Trains 100 LightGBM classification models on these training set-derived samples and performs validation with the input test set using the following parameters:

'objective': 'binary'
'metric': 'binary_logloss'
early_stopping_rounds = 50

Calculates train and test set accuracies for each model (saved in Hoffman2 job output file).

Saves the resulting LightGBM model, the training set, the test set, the SHAP interaction values, the SHAP values, the list of features, and the SHAP explainer object in a python shelf for future access.

Creates two heatmaps of SHAP interaction values. To create the heatmap of averages, the SHAP interaction values for each TF pair are first averaged across all positive samples for a given model, then these averages were averaged again over all models. To create the heatmap of maximums, the SHAP interaction values at each positive sample are averaged across all models and the maximum (across all samples) is taken for each TF pair.

Example: For a model with 200 TFs (features) and 1000 DE genes (2000 samples after accounting for negative set), we have 200 * 200 * 2000 SHAP interaction values organized into 200-by-200 matrices for each of the 2000 samples.
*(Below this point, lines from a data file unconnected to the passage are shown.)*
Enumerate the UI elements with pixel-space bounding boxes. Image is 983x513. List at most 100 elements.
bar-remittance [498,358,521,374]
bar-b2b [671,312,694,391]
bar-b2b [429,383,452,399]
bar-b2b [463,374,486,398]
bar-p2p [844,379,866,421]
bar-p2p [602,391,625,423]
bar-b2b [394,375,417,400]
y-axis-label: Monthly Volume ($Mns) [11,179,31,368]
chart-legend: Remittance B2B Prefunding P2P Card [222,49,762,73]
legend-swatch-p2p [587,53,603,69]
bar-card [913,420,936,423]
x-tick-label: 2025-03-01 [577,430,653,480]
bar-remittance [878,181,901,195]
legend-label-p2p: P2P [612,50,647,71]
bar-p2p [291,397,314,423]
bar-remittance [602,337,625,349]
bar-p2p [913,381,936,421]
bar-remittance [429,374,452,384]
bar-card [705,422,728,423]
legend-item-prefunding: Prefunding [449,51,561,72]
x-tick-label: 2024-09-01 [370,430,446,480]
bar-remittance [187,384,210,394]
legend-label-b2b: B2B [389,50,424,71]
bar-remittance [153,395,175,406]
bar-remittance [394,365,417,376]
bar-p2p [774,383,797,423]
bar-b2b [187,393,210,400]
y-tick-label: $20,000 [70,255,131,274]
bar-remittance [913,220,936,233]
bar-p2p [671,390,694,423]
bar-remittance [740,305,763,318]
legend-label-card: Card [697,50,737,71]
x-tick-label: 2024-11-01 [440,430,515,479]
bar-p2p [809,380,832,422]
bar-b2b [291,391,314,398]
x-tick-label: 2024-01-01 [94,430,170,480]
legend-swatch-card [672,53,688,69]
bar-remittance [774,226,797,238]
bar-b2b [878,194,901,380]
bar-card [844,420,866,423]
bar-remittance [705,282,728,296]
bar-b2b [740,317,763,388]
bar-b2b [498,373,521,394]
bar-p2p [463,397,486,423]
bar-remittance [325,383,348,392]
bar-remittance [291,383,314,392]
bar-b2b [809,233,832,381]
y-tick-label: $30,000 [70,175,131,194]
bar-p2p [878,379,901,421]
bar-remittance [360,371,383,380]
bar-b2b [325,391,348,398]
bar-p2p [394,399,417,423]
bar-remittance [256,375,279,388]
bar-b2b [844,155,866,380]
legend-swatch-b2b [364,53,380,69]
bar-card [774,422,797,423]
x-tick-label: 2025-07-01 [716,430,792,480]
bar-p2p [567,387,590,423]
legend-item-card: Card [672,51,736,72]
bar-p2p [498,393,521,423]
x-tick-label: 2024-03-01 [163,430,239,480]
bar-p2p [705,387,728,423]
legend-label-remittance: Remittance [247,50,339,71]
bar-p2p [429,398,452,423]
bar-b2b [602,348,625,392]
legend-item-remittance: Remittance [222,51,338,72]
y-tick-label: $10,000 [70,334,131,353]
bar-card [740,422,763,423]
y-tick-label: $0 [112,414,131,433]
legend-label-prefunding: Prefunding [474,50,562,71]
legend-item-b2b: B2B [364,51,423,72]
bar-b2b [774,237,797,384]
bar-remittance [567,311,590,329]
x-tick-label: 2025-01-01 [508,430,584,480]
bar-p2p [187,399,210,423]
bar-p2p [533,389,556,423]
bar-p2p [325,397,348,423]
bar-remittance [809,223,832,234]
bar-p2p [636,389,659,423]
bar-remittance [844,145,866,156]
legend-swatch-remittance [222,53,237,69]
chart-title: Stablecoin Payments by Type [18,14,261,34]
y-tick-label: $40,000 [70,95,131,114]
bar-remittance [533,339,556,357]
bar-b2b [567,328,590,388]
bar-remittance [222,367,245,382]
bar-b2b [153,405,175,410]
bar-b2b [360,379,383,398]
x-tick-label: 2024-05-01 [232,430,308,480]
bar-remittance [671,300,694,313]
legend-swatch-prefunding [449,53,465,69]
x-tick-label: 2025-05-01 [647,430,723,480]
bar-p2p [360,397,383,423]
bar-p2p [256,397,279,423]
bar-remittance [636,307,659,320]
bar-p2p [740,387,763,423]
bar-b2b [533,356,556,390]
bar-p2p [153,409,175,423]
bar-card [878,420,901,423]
If we have 100 such models, we can consolidate all of these SHAP interaction values into a 4D array with the dimensions (100, 2000, 200, 200).

  • All negative samples are discarded, leaving an array with the dimensions (100, 1000, 200, 200).
  • Heatmap of averages: Take the average across all samples to get an array with the dimensions (100, 200, 200). Take the average across all models to get an array with the dimensions (200, 200).
  • Heatmap of maximums: Take the average across all models to get an array with the dimensions (1000, 200, 200). Take the maximum across all samples to get an array with the dimensions (200, 200).